Ortaya çıkan bu sonuç, “adalet arayışı”nın açık bir göstergesidir. 12 Eylül askeri darbesi ve o dönemin uygulamalarıyla somutlaşan zulmün, yaklaşık onbeş senedir iyice belirgin hale gelen, siyasetle uğraşan ve asli görevini terk etmiş bir yargı düzeni eliyle sürdürülmesi, kısaca hukuk sisteminde “tuzun kokması”, er veya geç ama mutlaka bir değişimi zorunlu kılacaktı. Bu sonucu sadece adalet arayışı olarak değerlendirmek gerekir.

Böyle bir değerlendirme, hem hangi amaçla yola çıkılacağını, hem de nelerin yapılması gerekeceğini ortaya koyacaktır. Temel sorun sistem sorunudur; kişilerle ilgili sorunlar tâlîdir.
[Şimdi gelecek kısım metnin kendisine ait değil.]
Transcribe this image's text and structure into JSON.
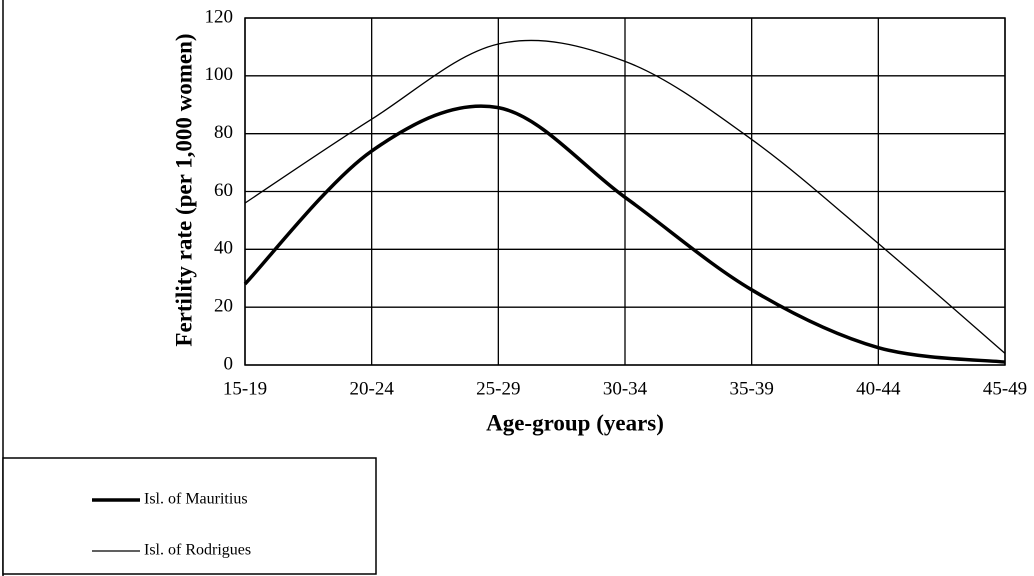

Bu sebeple, “güvenilir” kişilerin etkili mevkilere gelmesi sorunun çözümü açısında yeterli değildir; adalet arayışına verilecek doğru cevap olamaz. Hukuk öğretiminden hakimlerin mesleğe alımına, mevzuattan genel olarak hukuk kültürüne uzanan bir çok husus yeniden ele alınmadan zulüm üreten sistemin tasfiyesi mümkün olamaz. Palyatif tedbirlerle mesafe alamayız; o zaman referandumda ortaya çıkan mesajı doğru anlamış olmayız.

Referandum, statükonun bozulduğunu net olarak göstermiştir. Statükoya dayanarak siyaset üretmeye çalışanlar kaybetmiştir. Bu süreç, esasen, eski tarz siyasetle yeni durumda yol alınamayacağını ortaya koymuştur. Türkiye’de hiç kimsenin, Türkiye üzerine tezleri bakımından söylüyorum, eskiden durduğu yer mevcut değildir; artık herkes yeni yerini ve duruşunu tanımlamak zorundadır. Ergenekon davalarıyla başlayan ve statükonun çözülmesinin yolunu açan bu süreç, hangi siyasi görüşten olursa olsun, statükoya sırtını dayayarak faaliyet göstermenin bundan sonra mümkün olmayacağını göstermektedir. Kayıt dışı siyaset bitecektir; resmi ideoloji fevkalade himayeye mazhar, bir üstün ideoloji olmaktan çıkacaktır. Referandum sonuçlarıyla başlayan bu süreci, siyasetin, düşünce ve ifade hürriyetinin önündeki engelleri bütünüyle kaldırarak tamamlamak gerekmektedir.

Yeni bir yolun başındayız; statükoyu içeriğini değiştirerek, yeni bir içerik kazandırarak, sistemin restorasyonuyla sürdürmek yerine bütünüyle tasfiye etmek mümkün hale gelmiştir. Önemli olan maksadı bu şekilde tesis etmektir.